Soberana. Serás esta? Não pode ser. A morte não poderia possuir tamanha mágoa, visível além de tua própria carne, já que esta não se arrepende ao tocar seus dedos sobre a vida, puxando-a com tamanha delicadeza, a fim de levá-la deste mundo talvez para um lugar menos apático do que este que me encontro. Mas, se esta for, por favor, cautela... Cautela ao retira-me sutilmente dos meus pecados. Mesmo com tanto tempo de repouso, acredito não ser o suficiente para encontrar e reconhecer a todos. Posas na frente de olhos que há tempos deixaram de enxergar, tão inalteráveis que já puderam duvidar sobre a continuação da minha vida.

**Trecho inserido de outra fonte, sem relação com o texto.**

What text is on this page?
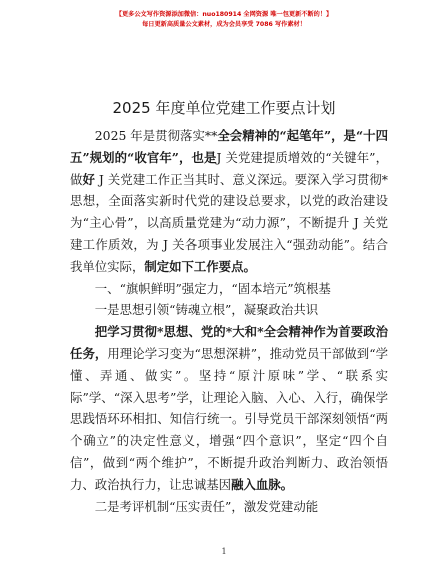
【更多公文写作资源添加微信：nuo180914 全网资源 唯一包更新不断的！】
每日更新高质量公文素材，成为会员享受 7086 写作素材！
2025 年度单位党建工作要点计划

2025 年是贯彻落实**全会精神的“起笔年”，是“十四五”规划的“收官年”，也是J 关党建提质增效的“关键年”，做好 J 关党建工作正当其时、意义深远。要深入学习贯彻*思想，全面落实新时代党的建设总要求，以党的政治建设为“主心骨”，以高质量党建为“动力源”，不断提升 J 关党建工作质效，为 J 关各项事业发展注入“强劲动能”。结合我单位实际，制定如下工作要点。

一、“旗帜鲜明”强定力，“固本培元”筑根基

一是思想引领“铸魂立根”，凝聚政治共识

把学习贯彻*思想、党的*大和*全会精神作为首要政治任务，用理论学习变为“思想深耕”，推动党员干部做到“学懂、弄通、做实”。坚持“原汁原味”学、“联系实际”学、“深入思考”学，让理论入脑、入心、入行，确保学思践悟环环相扣、知信行统一。引导党员干部深刻领悟“两个确立”的决定性意义，增强“四个意识”，坚定“四个自信”，做到“两个维护”，不断提升政治判断力、政治领悟力、政治执行力，让忠诚基因融入血脉。

二是考评机制“压实责任”，激发党建动能

1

Meu discernimento já não é confiável o bastante para provar tua veracidade... Mas algo inexplicável transcende nosso encontro. Sinto como se já tivera me encontrado com esta aparência, tão sombria e silenciosa como a própria escuridão que contorna a noite nos teus mais ardilosos conflitos...”

- Querida...

Viro-me assustada. Ao notar um rosto conhecido, suspiro em alívio. Estatura média, copos na mão. Roseli, minha cara colega... Sua pele negra, maltratada pelo tempo, dá a esta um semblante rigoroso, mesmo não fazendo jus a sua personalidade serena. Encontra-me, de novo, com aquela carta amarelada entre meus dedos... Nenhuma palavra é necessária para me mostrar o que pensa sobre ela, minha amiga.  Se soubesse que teu olhar preocupado me fere tanto, aposto que não o faria...  

- Você... Está bem?

- Sim... Acredito que estou melhorando.

Levanto-me de meu acento e estico minha mão em direção a duas muletas, talhadas a madeira, com detalhes de flores em seu entorno. Com um pouco de esforço, consigo me erguer completamente para receber minha visitante. E anda sim, recebo ajuda para permanecer de pé.

- Não se preocupe... Não pretendo mais relatar o que vi a ninguém. Só queria ter a lembrança do que vi por escrito. A quantidade e a qualidade das palavras indifere se sua significação se torna nula diante de uma maioria, que se tornou incrédula ao ler tuas linhas...

Um leve sorriso se faz em sua face, como que tranqüila, por hora, com minha declaração. Se soubesse que deveria se preocupar mais com meu estado de espírito do que com meu corpo físico... Poderíamos conversar mais sobre o ocorrido. Sim, falo da página perdida e sem explicação de uma estória de completo mistério. Uma estória paralela, talvez mais importante e imprevisível do que a minha... Ou tão inacreditável e intolerável quanto.

- Sobrinha... Faz pouco tempo que voltou do hospital... Está em recuperação, devia se sentar e repousar.

Sabes de tantos segredos meus... E mesmo assim ainda se põe ao meu lado independente das circunstâncias. Deixaste teus cômodos confortáveis para me visitar em dia de chuva, a pedido de minha mãe. Teus sapatos encardidos de lama não escondem sua simples e ingênua sinceridade.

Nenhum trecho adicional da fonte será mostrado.